Lawmakers are pushing the Federal Reserve to move swiftly toward issuing a digital dollar, to combat steps from China and others they say could one day threaten the US status as the global reserve currency.

The bipartisan group of lawmakers, including Representatives Maxine Waters and French Hill, has sought for the US to counter global competitors launching digital versions of their currencies. The House Financial Services Committee, which both serve on, might vote on related legislation as soon as next month.

Waters has framed competition over new forms of central-bank money as “a new digital assets space race.” The Biden administration and the Fed don’t share a sense of urgency. Unlike private cryptocurrencies such as bitcoin, a Fed-issued central bank digital currency would be backed by the US central bank, just like the Fed backs physical currency.


Fed Chairman Jerome Powell has indicated the central bank isn’t in a rush, as it confronts inflation and a slowing economy. Powell has said it is more important to get the digital dollar right than to be first to market, in part because of the dollar’s critical global role. He has also said the Fed won’t issue a digital dollar without support from elected officials.

The White House has largely remained neutral on a digital dollar, with President Biden ordering a study to determine its implications for issues such as economic growth and stability.
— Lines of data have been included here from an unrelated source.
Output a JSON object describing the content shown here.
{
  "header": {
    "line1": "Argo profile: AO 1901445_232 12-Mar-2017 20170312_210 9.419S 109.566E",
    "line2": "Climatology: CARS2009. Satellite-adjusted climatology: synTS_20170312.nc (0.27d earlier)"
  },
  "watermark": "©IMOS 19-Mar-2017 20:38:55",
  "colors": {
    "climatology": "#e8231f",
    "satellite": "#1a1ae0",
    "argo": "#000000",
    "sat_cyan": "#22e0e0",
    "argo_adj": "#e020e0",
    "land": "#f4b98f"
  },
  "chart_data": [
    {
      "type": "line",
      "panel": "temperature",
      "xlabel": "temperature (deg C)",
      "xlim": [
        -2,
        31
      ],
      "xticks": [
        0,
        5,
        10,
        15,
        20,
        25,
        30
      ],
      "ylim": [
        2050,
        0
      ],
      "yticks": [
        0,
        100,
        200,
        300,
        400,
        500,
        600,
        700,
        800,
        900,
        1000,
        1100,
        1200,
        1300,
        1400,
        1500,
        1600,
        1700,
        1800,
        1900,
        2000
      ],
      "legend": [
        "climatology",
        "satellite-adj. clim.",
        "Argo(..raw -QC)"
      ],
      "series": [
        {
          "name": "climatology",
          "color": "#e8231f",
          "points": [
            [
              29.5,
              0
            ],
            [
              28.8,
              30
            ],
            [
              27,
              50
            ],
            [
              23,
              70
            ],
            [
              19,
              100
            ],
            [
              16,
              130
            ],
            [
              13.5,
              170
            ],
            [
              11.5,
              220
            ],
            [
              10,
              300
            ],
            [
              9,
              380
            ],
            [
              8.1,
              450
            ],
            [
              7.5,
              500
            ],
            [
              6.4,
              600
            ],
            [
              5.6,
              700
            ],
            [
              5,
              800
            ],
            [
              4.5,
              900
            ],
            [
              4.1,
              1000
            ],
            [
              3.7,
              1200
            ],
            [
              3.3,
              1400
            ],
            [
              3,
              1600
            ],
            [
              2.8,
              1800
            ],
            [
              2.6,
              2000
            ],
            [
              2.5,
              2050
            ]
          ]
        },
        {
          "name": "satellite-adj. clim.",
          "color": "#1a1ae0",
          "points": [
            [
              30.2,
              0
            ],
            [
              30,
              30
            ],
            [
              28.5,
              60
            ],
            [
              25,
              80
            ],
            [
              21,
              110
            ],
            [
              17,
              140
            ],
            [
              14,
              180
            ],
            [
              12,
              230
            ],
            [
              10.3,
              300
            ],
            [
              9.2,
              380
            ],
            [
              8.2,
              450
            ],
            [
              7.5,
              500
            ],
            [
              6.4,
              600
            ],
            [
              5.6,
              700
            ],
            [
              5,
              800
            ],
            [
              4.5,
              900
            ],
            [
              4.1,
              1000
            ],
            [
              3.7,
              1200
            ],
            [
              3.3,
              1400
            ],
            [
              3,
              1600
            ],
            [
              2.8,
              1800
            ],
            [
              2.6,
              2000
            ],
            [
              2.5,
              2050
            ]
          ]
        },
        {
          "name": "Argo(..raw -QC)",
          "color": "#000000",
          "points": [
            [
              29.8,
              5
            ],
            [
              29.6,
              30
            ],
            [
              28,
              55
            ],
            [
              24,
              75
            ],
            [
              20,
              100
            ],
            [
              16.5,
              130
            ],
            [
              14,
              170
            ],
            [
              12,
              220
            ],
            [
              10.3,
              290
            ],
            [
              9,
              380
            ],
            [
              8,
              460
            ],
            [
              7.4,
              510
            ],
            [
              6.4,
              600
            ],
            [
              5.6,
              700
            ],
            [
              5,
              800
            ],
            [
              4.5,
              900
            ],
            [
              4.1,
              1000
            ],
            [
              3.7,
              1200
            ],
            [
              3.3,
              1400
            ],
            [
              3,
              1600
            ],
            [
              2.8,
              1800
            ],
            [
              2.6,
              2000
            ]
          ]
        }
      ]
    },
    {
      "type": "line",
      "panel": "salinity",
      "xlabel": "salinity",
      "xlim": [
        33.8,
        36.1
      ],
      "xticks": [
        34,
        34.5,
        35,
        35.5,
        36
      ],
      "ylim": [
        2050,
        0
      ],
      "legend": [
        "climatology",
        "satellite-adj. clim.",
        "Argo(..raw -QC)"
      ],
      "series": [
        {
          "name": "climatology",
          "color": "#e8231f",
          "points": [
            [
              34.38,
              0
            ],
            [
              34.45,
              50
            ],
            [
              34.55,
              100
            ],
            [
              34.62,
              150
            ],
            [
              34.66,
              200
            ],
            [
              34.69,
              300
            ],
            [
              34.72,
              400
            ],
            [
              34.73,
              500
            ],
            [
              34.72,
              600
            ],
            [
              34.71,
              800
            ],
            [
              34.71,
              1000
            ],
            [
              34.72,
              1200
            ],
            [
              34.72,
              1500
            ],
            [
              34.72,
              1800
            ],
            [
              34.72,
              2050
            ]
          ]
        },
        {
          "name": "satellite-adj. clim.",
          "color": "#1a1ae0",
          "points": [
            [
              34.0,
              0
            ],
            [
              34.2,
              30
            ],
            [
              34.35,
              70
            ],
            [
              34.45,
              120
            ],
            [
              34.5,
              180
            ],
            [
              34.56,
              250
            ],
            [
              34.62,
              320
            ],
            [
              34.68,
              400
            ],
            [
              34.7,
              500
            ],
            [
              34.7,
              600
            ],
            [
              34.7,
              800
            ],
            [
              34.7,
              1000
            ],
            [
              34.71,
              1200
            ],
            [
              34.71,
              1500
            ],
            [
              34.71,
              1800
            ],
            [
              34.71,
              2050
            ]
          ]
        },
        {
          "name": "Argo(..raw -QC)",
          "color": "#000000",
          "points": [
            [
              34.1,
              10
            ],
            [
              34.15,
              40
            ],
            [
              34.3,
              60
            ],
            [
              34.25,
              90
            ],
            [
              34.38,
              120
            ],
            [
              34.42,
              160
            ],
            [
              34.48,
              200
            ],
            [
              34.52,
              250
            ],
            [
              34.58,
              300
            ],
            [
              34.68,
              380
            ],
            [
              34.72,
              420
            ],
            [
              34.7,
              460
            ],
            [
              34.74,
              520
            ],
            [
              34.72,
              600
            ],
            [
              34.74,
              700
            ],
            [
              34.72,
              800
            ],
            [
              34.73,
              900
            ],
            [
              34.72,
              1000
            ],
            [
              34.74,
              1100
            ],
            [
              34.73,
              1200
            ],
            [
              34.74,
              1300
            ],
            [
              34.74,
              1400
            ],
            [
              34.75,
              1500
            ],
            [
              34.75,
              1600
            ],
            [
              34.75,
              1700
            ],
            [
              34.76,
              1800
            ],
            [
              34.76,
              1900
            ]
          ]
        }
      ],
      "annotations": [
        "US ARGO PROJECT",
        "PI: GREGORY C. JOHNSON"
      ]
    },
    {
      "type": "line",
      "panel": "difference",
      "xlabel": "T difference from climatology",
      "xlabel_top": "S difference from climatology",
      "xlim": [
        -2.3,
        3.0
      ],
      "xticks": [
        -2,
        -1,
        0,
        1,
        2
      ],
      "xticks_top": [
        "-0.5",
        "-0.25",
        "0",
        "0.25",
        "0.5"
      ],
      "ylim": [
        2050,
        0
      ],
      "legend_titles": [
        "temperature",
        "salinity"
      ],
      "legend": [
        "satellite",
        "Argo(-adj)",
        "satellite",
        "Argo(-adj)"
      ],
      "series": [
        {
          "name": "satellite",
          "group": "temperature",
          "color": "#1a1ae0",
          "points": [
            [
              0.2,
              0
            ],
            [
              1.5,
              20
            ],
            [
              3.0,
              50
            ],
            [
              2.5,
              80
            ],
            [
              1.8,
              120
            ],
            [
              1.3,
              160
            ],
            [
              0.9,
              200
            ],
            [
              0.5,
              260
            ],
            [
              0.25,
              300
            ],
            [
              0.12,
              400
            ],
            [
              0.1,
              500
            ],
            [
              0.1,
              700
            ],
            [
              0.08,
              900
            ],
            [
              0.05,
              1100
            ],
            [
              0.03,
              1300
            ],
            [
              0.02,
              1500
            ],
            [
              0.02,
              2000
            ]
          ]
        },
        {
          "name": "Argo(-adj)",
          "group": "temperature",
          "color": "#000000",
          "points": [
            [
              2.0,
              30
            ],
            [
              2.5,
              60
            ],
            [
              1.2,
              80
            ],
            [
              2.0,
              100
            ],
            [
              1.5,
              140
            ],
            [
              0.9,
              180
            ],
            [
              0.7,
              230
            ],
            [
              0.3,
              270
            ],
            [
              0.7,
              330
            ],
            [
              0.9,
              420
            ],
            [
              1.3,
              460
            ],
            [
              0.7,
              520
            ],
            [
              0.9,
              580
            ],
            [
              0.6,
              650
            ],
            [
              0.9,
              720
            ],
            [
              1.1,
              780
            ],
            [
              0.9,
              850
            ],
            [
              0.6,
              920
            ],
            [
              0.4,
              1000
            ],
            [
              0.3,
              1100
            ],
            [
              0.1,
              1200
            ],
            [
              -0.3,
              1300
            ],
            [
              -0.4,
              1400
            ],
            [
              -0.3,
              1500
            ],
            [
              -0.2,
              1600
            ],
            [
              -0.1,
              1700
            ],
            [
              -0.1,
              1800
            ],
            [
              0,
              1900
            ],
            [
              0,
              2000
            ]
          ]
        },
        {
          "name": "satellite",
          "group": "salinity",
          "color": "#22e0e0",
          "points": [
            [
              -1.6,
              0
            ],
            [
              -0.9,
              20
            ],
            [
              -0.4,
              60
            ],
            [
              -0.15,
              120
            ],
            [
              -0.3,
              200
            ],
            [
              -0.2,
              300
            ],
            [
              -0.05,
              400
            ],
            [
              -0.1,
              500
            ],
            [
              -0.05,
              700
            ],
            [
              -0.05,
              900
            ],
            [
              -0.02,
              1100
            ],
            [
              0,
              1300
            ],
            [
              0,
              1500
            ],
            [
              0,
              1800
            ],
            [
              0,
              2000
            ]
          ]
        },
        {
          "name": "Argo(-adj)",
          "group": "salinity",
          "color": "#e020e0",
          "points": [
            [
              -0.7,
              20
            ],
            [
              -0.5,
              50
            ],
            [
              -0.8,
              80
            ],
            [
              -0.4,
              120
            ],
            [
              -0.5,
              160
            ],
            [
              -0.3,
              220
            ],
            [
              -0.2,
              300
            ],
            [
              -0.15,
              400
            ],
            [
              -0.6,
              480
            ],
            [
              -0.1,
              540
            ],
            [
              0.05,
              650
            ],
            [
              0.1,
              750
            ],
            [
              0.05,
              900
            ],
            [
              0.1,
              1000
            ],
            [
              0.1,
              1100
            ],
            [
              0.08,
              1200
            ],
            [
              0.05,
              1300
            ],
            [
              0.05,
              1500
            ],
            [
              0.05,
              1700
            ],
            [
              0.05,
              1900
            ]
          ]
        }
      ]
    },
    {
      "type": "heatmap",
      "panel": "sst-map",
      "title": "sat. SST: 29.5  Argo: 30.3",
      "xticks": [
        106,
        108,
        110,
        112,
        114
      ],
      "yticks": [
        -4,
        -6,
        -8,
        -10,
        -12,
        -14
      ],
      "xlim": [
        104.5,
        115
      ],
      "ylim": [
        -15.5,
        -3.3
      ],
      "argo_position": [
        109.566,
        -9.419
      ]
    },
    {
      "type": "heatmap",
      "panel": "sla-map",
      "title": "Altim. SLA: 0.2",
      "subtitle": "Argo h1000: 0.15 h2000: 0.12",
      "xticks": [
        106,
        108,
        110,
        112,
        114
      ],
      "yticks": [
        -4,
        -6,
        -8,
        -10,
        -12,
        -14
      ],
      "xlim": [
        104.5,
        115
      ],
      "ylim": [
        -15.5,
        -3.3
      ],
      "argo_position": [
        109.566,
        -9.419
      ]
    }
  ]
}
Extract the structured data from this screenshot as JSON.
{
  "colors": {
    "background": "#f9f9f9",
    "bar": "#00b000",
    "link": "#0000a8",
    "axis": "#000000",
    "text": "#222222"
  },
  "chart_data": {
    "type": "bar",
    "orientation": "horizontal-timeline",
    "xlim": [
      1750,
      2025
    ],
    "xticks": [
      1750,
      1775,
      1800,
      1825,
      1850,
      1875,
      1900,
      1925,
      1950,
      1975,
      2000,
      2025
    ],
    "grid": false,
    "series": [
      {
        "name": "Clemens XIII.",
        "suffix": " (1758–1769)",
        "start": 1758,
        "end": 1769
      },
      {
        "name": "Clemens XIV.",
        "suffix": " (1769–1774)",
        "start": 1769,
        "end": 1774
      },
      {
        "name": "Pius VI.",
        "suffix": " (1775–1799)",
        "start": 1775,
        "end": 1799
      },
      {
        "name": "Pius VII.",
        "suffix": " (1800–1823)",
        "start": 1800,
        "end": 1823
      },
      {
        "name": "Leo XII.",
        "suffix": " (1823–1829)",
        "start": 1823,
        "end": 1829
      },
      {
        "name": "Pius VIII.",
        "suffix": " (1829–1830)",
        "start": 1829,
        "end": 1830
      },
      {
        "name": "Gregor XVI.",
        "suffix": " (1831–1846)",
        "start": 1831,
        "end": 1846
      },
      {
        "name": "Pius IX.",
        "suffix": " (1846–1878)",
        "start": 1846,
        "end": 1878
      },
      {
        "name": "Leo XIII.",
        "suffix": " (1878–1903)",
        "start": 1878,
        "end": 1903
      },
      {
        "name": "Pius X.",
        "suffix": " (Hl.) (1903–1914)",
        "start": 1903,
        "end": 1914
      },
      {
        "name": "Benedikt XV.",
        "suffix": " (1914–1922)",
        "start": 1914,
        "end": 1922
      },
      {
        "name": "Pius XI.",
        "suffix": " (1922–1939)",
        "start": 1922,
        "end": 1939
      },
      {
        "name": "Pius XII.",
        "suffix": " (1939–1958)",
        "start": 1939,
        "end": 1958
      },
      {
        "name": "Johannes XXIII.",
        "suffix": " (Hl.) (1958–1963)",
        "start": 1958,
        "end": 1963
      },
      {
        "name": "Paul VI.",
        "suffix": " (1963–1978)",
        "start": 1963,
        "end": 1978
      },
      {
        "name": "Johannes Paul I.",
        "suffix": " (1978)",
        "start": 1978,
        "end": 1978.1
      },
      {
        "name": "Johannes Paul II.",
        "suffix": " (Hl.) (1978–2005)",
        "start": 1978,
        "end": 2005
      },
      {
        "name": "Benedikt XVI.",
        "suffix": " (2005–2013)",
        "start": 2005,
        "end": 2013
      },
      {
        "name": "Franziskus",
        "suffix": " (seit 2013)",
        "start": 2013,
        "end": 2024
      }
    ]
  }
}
Waters, who chairs the financial services panel, has drafted legislation that would require the Fed to study a digital dollar, building on the central bank’s existing work on the issue, and creating a process for the US to potentially issue one in the future.

The idea faces stiff resistance. The banking industry generally says the costs of a central bank digital currency outweigh any benefits and that it would directly compete with private bank deposits, making loans more expensive.

For about a century the dollar has reigned supreme as the world’s most important currency, priced for its ubiquitous acceptance in almost any transaction from a cup of coffee at the neighbourhood diner to a sale of bonds in Hong Kong and elsewhere abroad. There is now a serious debate about whether that status could be threatened by the march of technology and if, in response, the dollar needs to go digital.

A digital dollar could provide a new option to the way consumers pay for products and services. In addition to using a credit or debit card — or Venmo or Apple Pay — individuals would have a digital version of cash on their phones that could be used anywhere, likely through existing financial firms. That could lead to faster, cheaper and safer payments and make paper currency obsolete.